When you’re about to meet the one of the largest living organisms on the planet you should get up early.

Stretch. Meditate. Component Coffee Lab in Visalia. Fuel up. Head out.

The climb. Get to 6000 feet before the temperature is 107. Tonya the Ranger is less exuberant than I’ve grown accustomed to. But it’s hot up here and the uniform is not great for heat. A poly-cotton blend. No doubt. We can’t confirm. She suggests a water feature in Kings Canyon (again, the heat) and the path to the really big, old trees. We had been given a hot tip from Gordon at an REI in Berkeley to see a really big rock as well. Hopefully all before sundown.

First stop: falls. Snow melts up the mountain makes for frigid wading. Scratch the surface of the bark field recording. Back through the canyon. Pull over for a fiercely determined selfie. Enough of this. We’re late for the trees. They’ve been waiting since before Jesus and Muhammad since a couple centuries after Siddhartha sat under a Bodhi tree or the Greeks began to honor Dionysos in festival.
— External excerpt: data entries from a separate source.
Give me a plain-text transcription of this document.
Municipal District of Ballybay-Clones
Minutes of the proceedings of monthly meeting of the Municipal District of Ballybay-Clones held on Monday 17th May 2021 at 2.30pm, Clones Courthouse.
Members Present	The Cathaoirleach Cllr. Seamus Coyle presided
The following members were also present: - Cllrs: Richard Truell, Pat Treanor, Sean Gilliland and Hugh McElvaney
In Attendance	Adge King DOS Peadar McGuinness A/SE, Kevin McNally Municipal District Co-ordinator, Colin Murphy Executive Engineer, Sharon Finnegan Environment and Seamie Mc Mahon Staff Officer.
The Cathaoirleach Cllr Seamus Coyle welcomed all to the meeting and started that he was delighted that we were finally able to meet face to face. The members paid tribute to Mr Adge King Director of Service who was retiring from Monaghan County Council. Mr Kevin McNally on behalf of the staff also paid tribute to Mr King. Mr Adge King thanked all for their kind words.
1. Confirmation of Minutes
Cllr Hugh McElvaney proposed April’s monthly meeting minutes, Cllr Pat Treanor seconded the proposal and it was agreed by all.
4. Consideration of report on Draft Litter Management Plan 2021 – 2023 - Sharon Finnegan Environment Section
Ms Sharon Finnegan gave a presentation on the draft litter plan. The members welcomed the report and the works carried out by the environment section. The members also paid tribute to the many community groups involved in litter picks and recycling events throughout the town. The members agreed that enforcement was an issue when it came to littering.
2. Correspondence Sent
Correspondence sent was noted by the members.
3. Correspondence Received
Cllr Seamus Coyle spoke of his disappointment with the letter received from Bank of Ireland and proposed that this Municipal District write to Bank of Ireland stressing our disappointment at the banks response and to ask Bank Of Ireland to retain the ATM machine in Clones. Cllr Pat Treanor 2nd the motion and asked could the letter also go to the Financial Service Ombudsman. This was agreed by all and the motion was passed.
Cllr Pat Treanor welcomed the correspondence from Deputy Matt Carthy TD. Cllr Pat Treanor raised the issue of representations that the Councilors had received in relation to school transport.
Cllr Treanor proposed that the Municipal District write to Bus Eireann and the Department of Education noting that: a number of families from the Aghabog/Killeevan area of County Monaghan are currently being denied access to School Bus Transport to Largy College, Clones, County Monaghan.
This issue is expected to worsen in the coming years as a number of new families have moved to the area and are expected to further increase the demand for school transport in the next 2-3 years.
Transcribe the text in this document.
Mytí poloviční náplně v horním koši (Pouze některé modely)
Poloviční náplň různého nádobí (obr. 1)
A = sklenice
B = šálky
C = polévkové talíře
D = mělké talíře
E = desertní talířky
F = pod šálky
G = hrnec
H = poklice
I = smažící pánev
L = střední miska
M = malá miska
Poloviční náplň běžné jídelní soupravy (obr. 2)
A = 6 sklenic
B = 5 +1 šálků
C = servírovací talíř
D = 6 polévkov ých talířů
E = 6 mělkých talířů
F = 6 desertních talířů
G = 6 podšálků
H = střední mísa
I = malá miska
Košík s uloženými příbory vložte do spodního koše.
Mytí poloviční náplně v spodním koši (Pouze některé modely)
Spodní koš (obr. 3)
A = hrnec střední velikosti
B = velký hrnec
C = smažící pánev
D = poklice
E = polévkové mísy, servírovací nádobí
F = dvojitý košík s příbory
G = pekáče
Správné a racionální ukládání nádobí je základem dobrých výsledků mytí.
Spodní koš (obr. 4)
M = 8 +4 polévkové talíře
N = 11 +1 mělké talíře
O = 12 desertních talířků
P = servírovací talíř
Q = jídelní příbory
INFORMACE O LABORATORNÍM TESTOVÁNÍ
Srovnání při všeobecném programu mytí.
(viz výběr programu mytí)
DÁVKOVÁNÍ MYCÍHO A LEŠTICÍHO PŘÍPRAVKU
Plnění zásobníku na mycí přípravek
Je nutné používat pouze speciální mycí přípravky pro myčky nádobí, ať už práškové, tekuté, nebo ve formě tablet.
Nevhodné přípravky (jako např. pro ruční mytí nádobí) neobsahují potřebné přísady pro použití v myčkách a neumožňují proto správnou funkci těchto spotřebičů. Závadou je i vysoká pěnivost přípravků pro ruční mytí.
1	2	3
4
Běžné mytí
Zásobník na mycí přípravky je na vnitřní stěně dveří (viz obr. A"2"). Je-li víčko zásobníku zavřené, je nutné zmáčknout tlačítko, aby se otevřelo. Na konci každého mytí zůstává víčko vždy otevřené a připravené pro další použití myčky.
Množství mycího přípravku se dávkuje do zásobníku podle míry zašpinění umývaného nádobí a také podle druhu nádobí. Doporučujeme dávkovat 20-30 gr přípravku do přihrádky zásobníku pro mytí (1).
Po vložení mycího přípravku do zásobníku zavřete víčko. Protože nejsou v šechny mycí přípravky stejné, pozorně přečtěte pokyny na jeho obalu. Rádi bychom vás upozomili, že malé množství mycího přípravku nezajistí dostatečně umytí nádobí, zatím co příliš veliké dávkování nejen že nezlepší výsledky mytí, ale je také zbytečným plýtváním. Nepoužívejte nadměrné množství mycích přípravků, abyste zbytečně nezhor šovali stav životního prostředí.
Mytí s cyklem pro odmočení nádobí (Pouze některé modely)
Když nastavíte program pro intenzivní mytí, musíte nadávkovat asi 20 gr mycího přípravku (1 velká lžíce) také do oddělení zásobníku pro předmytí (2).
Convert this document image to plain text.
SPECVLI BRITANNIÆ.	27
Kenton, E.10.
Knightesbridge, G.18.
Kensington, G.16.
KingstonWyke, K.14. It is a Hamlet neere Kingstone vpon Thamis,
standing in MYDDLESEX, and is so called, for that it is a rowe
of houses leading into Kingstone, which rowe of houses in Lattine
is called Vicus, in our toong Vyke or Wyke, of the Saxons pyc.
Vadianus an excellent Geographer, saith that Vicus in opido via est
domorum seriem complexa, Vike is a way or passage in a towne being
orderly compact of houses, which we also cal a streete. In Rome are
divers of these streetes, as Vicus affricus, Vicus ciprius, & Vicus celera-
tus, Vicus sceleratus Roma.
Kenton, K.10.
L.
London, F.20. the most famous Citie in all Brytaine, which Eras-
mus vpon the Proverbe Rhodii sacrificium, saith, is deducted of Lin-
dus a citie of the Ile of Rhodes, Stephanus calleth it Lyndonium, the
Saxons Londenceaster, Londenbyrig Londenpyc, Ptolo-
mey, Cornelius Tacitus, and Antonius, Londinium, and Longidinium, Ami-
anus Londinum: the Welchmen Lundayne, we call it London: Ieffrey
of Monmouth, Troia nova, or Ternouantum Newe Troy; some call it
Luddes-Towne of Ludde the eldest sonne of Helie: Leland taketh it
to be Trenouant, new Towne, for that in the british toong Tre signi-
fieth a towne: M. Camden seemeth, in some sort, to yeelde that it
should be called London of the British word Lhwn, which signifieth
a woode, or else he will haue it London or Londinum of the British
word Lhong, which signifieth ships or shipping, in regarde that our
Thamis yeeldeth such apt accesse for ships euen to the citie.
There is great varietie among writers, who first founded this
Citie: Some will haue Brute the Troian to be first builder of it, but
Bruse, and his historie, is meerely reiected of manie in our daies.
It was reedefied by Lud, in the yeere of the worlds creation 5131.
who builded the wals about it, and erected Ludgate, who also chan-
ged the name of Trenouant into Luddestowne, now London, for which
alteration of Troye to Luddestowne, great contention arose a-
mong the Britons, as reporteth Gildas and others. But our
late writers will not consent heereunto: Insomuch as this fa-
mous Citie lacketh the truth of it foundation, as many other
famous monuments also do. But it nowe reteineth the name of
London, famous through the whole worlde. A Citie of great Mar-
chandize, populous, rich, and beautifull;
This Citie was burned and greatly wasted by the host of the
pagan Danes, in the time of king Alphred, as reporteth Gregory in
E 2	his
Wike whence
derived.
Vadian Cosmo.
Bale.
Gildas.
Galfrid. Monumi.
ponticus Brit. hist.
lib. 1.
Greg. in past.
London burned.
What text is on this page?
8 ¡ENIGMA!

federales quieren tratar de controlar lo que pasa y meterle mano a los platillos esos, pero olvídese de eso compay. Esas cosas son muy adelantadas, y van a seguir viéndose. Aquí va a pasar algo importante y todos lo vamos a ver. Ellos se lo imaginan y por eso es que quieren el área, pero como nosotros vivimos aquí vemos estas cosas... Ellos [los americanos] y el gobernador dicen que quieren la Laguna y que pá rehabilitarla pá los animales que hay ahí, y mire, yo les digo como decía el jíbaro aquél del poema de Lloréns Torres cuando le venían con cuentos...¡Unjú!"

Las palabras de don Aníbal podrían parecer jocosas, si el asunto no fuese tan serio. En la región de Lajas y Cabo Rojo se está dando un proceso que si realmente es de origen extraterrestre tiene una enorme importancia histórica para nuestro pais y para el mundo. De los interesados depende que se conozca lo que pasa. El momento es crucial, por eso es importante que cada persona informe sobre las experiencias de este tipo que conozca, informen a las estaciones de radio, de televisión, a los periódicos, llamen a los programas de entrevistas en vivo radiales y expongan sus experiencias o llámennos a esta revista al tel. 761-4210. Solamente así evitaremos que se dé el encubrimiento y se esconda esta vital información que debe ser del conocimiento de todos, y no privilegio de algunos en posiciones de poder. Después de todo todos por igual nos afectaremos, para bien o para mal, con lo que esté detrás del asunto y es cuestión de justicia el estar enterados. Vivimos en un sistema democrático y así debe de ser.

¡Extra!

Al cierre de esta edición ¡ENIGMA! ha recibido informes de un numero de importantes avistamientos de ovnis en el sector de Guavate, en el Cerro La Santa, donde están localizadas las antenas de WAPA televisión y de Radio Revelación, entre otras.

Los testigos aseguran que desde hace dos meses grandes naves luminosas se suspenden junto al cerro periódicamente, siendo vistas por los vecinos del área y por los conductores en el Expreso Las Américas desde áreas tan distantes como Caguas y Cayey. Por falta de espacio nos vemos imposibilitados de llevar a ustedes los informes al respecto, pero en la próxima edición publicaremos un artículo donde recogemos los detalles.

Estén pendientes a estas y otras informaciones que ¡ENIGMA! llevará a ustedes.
Since all that subsequent art and practices.

That’s when this tree seeded.

Oh.

And then about 100 years ago a small human labeled this really big tree “General Sherman” who scorched the Earth to save a country that came into existence during the last 2” of rings in this tree’s age. Scorched earth in the Pacific Northwest. In the Southwest. The victims of the current campaign litter the parks. “General”s “Sherman” and “Grant” and comrades shake their heads in their own time waiting for us to depart from this amusement park made to marvel at what is not for our amusement. Before the park the cavalry was sent in to protect the trees from humans. Even then they knew: it’s the humans that will get you, every time.

It’s not for us.

“Oh my”s exhausted we head to Moro rock. An ascent that makes you dizzy. At the top: a view that quivers the legs. Sunset in 360 at 6713 feet. Good thing we have the GoPro.

The red giant slivers down behind the crest and on to other lands. We applaud it’s awesome departure.

Not amused.

Hours down the mountain. Head full of hairpin turns. Legs still shaking. Steadied by marvel and late-night talking about what next? Is it all as small as naming a tree after a human?